Abstract

In this article, we want to present and analyse the picture book The World has no Corners (2006/1999) by the Norwegian author and illustrator Svein Nyhus. The book represents a new trend in Norwegian picture books for children by inviting the readers into a world of thinking and wondering about existential topics such as life and death, growing up and getting old, God, children’s relationship to nature, etc. The picture book does not give clear answers to the questions that are raised, but has a potential for exploratory dialogues between child and adult readers.
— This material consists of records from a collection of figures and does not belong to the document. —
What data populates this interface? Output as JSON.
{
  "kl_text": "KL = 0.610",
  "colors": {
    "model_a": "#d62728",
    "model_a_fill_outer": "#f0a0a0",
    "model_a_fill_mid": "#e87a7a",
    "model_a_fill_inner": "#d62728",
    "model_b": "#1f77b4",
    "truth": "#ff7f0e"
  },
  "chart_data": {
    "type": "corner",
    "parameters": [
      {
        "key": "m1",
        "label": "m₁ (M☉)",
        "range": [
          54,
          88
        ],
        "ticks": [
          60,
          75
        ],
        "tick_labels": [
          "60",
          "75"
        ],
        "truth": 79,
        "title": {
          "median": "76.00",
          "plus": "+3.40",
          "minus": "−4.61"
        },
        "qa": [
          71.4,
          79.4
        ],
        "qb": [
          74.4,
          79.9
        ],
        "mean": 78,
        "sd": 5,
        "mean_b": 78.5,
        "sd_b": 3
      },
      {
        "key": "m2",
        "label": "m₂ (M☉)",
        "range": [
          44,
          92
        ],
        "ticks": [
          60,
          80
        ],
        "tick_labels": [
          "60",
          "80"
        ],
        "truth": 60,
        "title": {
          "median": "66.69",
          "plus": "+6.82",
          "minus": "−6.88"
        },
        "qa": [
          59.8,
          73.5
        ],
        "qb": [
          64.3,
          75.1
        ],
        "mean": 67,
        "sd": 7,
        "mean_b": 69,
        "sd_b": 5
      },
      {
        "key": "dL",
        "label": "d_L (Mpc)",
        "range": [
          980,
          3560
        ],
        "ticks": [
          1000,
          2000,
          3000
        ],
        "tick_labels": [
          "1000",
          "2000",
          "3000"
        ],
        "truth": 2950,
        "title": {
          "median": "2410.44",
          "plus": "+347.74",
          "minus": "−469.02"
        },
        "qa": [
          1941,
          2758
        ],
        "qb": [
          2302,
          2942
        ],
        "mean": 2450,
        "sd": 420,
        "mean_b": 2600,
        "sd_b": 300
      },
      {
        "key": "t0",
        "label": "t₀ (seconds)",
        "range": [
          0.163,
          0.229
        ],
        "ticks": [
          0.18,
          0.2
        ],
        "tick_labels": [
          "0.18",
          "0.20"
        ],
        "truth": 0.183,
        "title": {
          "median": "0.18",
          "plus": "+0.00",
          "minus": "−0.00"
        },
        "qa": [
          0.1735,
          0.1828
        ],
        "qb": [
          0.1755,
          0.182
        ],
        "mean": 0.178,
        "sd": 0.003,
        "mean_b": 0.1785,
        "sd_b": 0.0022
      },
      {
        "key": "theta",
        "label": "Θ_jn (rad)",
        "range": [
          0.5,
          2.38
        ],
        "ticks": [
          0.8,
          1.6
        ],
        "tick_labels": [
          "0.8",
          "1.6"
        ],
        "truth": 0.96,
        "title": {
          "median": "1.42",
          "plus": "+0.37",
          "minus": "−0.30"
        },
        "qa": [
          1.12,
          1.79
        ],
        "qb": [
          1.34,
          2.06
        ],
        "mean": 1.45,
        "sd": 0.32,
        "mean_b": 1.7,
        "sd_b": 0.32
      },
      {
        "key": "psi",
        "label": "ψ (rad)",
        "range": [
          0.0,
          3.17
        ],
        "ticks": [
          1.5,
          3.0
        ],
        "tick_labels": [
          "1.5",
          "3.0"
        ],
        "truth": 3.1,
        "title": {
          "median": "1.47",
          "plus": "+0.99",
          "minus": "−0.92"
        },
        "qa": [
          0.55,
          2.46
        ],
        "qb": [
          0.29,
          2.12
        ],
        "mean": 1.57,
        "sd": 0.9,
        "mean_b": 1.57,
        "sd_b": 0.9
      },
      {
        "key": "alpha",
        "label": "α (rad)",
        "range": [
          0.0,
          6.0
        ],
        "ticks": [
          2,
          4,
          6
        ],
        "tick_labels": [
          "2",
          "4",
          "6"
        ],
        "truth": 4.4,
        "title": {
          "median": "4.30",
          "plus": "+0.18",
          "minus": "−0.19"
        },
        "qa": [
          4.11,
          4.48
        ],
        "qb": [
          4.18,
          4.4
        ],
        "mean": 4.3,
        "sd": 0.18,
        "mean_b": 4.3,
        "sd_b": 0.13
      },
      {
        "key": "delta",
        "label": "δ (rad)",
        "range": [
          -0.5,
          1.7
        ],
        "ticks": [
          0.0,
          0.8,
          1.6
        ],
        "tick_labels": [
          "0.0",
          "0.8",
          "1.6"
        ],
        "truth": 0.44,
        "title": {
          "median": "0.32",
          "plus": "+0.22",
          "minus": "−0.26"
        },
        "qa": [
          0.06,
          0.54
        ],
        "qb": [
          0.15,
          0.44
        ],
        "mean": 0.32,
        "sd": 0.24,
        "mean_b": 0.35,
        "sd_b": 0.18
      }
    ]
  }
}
In our analyses of verbal text and images—and the relation between these—we build on social semiotic theory by Halliday, Kress and van Leeuwen, reception theory by Eco and Iser, and aesthetic theory represented by Dewey and Rorty. Through analyses of some selected spreads, we want to show both the framework keeping the readers inside the text, and the indeterminacies inviting the readers to wonder and speculate about the questions raised. We also want to draw attention towards a special way of co-reading of the spreads. Compared with the process of reading picture books where the adults often confirm or correct the child readers’ way of putting their interpretation into spoken language, the co-reading between children and adults in this picture book seems to be rather existential and poetic as well as democratic. We will shed light upon this reading process, as we consider it as a way of the readers fortifying themselves into the world.